Skepticism’s ’95 debut Stormcrowfleet (Red Stream) is credited as one of a small handful of albums responsible for creating the Funeral Doom subgenre with all elements in place, and their career since then has focussed on developing the strength of their composition rather than progressing their style; thick, mournful riffs, elegiac keyboards, tortured withdrawn growls all woven together into long but focussed songs that highlight an emotional honesty and range not usually heard within Metal. Skepticism are a textbook example of why it’s often better to master one approach than to experiment with many – musically there’s nothing on here that they didn’t play twenty years ago, but they do it with such depth, power and vision that it’s impossible to see that as a weakness.

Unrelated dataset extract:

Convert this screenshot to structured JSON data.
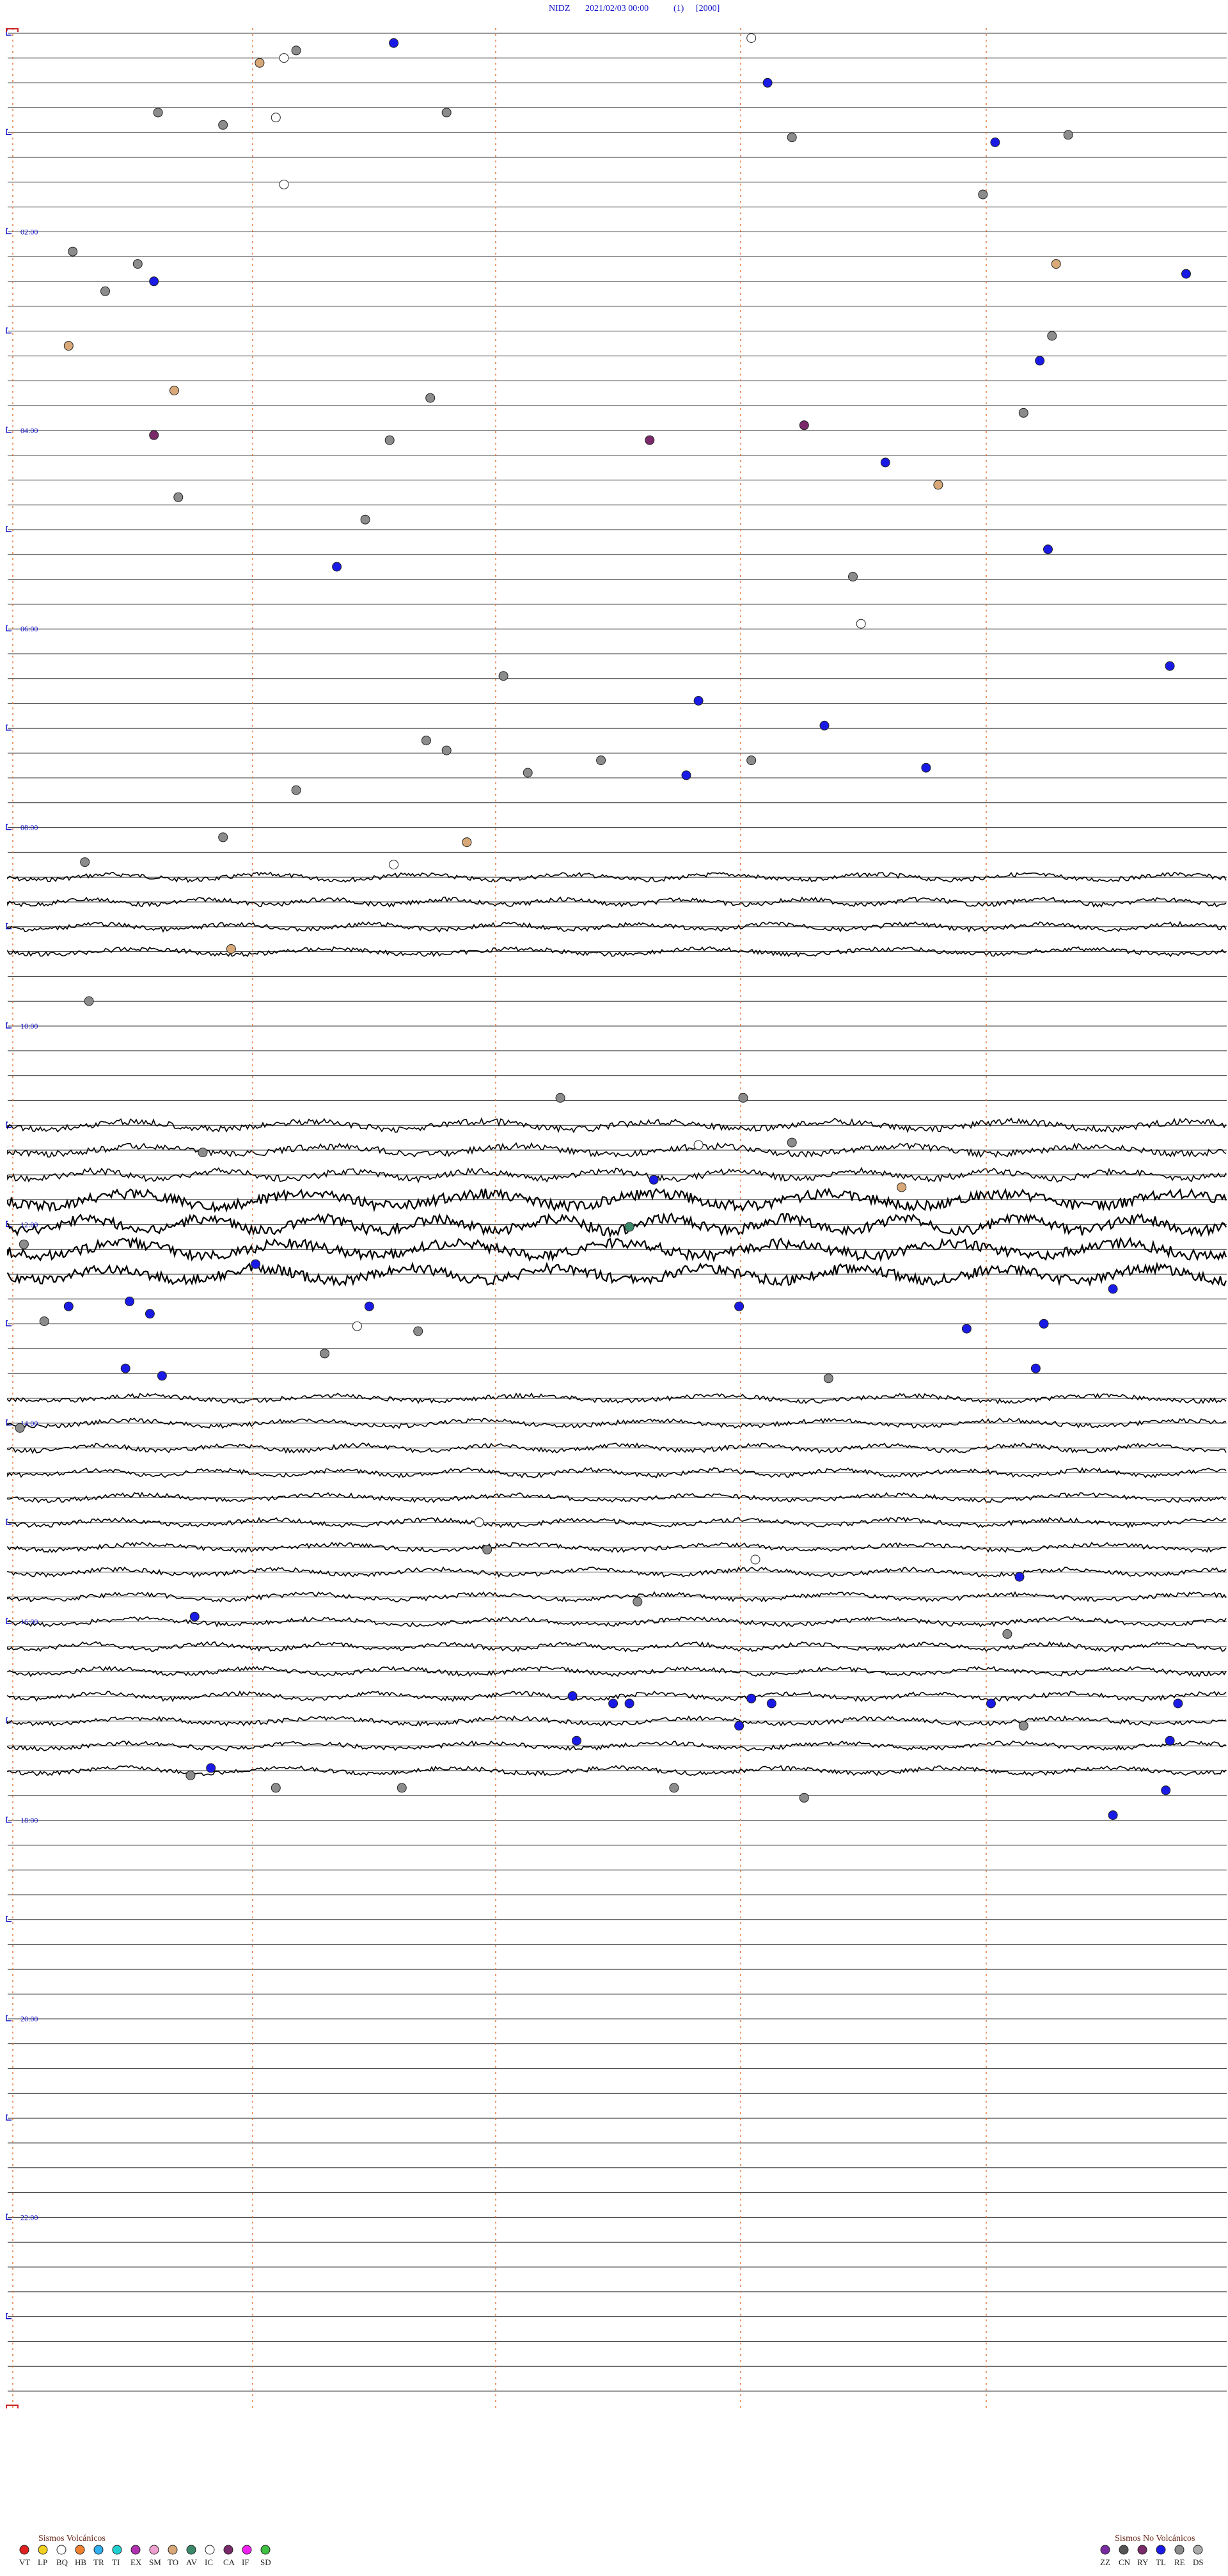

If the songwriting on Ordeal is beyond question, the same can’t necessarily be said for the live recording. The band’s performance is absolutely flawless, and the sound is rich and powerful, but aside from a very small spattering of polite applause it’s almost impossible to tell that this is a live album at all. As a testament to the tightness and professionalism of the band it’s a striking achievement, but it’s not clear what it actually adds to the album. The six tracks of Ordeal proper are followed up by live versions of classic songs from their first two albums which have more in common with the traditional live album, but they’re strictly an extra to the main event – and even they’re delivered in a controlled, banter-free style that might as well be live in the studio.  Skepticism are strictly a Let’s Hear Some Noise Motherfuckers free zone.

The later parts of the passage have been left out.